O aquecimento global afetará também a vida das cidades com ondas de calor intenso, temporais, deslizamentos e vendavais mais frequentes. Verões urbanos castigarão gaúchos com altas temperaturas e com “ilhas de calor” – quando os termômetros sobem em áreas com poucas árvores.
Geógrafo e gerente de desenvolvimento urbano no WRI Brasil, um instituto de pesquisa que presta consultoria para empresas e cidades se tornarem mais verdes, Henrique Evers observa que ciclones, temporais e calorões castigam os que vivem em área com menor infraestrutura.
De fato, estudo da Universidade de Harvard e do Instituto de Tecnologia de Massachussets (MIT) publicado em 2017 mostrou que o calor poderá inclusive prejudicar nosso sono, com maior risco para pobres, sem dinheiro para comprar ar-condicionado, e idosos, que regulam menos a temperatura corporal.
— Há um potencial gigantesco de agravamento de desigualdades sociais com deslizamentos e enchentes por excesso de chuva, mas também com as ondas de calor extremo. O calor tem relação com a arborização e a cobertura do solo. Bairros mais vulneráveis são aqueles com menos árvores, o que aumenta o efeito das ilhas de calor. Além disso, secas afetarão o acesso à água e a questão energética. E há ainda os ciclones, que geram impacto capaz de afetar casas com estruturas mais precárias. Quem morre e é desalojado são majoritariamente os mais pobres — reflete Evers.
De olho nesse risco, a cidade de Montreal, a segunda maior do Canadá, tem um plano de “esverdeamento” para reduzir a temperatura e elevar a qualidade de vida da população. Em 2022, a cidade tinha 100 mil árvores a mais do que uma década antes. A ideia é plantar mais 500 mil até 2032. Porto Alegre plantou 2.725 em vias públicas no ano passado, segundo a Secretaria Municipal de Meio Ambiente, Urbanismo e Sustentabilidade.
Na China, diversas cidades, incluindo Pequim, instalaram parques à beira de rios que atravessam bairros para instalar locais de “respiro” na cidade – como se o Arroio Dilúvio, em Porto Alegre, fosse todo margeado por gramado e árvores, onde a população pudesse descansar.

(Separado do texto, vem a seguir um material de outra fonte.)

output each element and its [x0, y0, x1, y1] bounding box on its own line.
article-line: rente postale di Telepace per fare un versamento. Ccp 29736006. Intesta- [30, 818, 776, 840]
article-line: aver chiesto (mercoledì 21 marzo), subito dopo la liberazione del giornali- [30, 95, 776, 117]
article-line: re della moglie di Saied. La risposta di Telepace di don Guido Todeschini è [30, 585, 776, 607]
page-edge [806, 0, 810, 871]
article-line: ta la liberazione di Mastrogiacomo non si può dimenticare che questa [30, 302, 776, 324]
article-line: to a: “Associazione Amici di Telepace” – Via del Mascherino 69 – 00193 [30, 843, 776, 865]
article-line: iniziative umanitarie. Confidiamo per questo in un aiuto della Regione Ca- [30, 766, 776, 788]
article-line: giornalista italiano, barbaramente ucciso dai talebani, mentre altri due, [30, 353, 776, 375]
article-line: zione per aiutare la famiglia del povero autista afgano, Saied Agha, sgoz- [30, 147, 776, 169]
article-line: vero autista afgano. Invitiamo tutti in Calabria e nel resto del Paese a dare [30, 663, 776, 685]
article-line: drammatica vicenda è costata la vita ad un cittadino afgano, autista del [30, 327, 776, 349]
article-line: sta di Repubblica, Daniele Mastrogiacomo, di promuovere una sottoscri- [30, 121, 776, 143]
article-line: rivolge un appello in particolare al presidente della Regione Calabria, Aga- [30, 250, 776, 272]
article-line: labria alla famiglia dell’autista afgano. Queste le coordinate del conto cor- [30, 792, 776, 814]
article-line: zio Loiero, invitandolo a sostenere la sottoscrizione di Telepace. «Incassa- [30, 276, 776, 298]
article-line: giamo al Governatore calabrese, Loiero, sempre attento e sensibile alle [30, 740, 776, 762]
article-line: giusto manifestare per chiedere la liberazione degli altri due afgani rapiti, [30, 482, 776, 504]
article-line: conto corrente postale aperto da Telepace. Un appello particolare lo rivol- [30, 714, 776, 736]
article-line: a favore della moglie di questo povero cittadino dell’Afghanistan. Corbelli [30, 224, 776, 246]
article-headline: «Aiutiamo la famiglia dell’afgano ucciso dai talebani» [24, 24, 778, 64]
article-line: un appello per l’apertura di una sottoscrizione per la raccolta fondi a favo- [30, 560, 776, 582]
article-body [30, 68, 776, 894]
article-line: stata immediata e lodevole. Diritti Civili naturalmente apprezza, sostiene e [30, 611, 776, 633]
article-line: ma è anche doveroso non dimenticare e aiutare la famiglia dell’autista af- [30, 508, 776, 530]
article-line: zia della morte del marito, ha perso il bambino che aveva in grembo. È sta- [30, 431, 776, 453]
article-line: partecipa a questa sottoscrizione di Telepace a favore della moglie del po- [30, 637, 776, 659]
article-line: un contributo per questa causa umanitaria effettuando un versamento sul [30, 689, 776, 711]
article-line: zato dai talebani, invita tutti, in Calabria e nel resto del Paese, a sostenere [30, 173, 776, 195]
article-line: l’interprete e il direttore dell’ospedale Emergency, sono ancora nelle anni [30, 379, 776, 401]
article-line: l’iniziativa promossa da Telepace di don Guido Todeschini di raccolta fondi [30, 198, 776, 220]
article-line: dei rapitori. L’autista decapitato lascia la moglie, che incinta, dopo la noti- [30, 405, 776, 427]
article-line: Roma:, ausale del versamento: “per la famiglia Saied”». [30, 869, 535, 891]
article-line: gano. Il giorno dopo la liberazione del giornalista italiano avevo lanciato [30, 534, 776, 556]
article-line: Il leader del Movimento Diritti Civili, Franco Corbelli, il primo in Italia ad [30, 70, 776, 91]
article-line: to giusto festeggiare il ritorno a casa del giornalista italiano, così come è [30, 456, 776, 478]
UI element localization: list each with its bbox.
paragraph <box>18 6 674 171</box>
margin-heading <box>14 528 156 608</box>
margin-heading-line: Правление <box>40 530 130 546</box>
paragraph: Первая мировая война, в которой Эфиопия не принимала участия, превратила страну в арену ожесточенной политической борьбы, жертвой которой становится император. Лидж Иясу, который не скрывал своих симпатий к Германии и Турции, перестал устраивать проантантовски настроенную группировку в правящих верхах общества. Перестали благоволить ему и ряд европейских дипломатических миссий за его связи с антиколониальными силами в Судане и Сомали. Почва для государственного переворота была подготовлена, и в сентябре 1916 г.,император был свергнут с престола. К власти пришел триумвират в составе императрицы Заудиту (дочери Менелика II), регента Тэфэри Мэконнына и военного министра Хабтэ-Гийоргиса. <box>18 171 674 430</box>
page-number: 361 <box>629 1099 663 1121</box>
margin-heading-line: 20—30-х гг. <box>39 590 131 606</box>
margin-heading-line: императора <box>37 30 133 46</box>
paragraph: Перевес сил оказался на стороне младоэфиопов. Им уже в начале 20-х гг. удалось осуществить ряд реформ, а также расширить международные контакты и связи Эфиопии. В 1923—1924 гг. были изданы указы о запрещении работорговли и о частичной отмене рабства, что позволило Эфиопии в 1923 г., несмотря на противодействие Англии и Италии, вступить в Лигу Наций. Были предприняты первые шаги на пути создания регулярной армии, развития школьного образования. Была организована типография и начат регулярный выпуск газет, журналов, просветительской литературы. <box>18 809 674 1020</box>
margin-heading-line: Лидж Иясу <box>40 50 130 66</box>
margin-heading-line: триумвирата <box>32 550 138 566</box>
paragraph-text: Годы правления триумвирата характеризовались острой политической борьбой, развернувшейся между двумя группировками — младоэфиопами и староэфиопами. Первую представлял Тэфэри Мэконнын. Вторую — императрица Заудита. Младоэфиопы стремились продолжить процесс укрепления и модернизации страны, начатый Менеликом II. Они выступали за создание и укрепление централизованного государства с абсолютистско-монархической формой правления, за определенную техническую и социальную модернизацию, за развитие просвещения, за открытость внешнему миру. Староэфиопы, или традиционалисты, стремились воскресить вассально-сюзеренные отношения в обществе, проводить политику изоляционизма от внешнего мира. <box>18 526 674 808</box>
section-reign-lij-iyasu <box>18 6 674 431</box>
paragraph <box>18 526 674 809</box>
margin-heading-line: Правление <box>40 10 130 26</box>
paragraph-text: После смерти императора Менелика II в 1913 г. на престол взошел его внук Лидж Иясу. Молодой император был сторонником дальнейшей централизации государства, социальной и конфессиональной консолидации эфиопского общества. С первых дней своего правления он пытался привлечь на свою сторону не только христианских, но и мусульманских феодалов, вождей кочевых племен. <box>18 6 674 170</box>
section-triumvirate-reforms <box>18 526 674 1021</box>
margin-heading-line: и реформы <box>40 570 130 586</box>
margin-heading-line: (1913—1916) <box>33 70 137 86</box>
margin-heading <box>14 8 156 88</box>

No Brasil, o WRI ajudou a prefeitura de Estrela, no Vale do Taquari, com um projeto criado para mitigar problemas ligados às enchentes, problema histórico do município, e às ilhas de calor. Em 20 anos, a cidade teve R$ 186 milhões em prejuízos com inundações – a área central de Estrela fica próximo ao Rio Taquari.
Entre as intervenções que a prefeitura fará, estão implementar jardins de chuva (locais projetados para absorver água da chuva), biovaletas (pequenos canais projetados para escolar água da chuva) e plantio de árvores na zona central.
O projeto custará R$ 1,4 milhão, e a prefeitura inscreveu a proposta em edital do Ministério das Cidades lançado em maio para pensando nas mudanças climáticas.
— Sofremos com enchentes e alagamentos, incluindo áreas vulneráveis. Há também o aquecimento da área central, então queremos implementar jardins na área urbana para não ter só asfalto. Queremos uma cidade boa para as pessoas — diz a diretora de Meio Ambiente de Estrela, Tanara Schmidt.
Veja desastres ambientais que afetaram o RS neste ano:
Os 446 decretos de emergência reconhecidos pelo governo federal após desastres naturais são oriundos de fenômenos ligados às mudanças climáticas, mas também à falta de políticas públicas para mitigar as consequências.
O evento mais letal de todos foi o ciclone extratropical de 15 e 16 junho, que causou 16 mortes em Caraá, Maquiné, São Sebastião do Caí, Gravataí, Esteio, São Leopoldo, Novo Hamburgo e Bom Princípio. Em muitas cidades, choveu o volume de um mês em apenas dois dias.
Em 12 de julho, o Rio Grande do Sul foi afetado por outro ciclone extratropical, que desta vez causou 2 mortos e 23 feridos – as vítimas eram de Rio Grande e Lajeado. Indiretamente, houve outra morte, de um homem que morreu soterrado pelo muro quando tentava retirar uma árvore.
A estiagem no verão também afetou o Estado, sobretudo a região Noroeste. A Emater apontou quebra de 31% na soja e de 41% no milho por causa da falta de chuva. Em Hulha Negra, onde açudes secaram e o pasto que alimenta o gado ficou mais escasso, algumas propriedades chegaram a registrar 90% de perdas, mostrou a colunista Gisele Loeblein. O cenário deixou produtores resignados, com o gado se aproximando de caminhões-pipa à espera de água.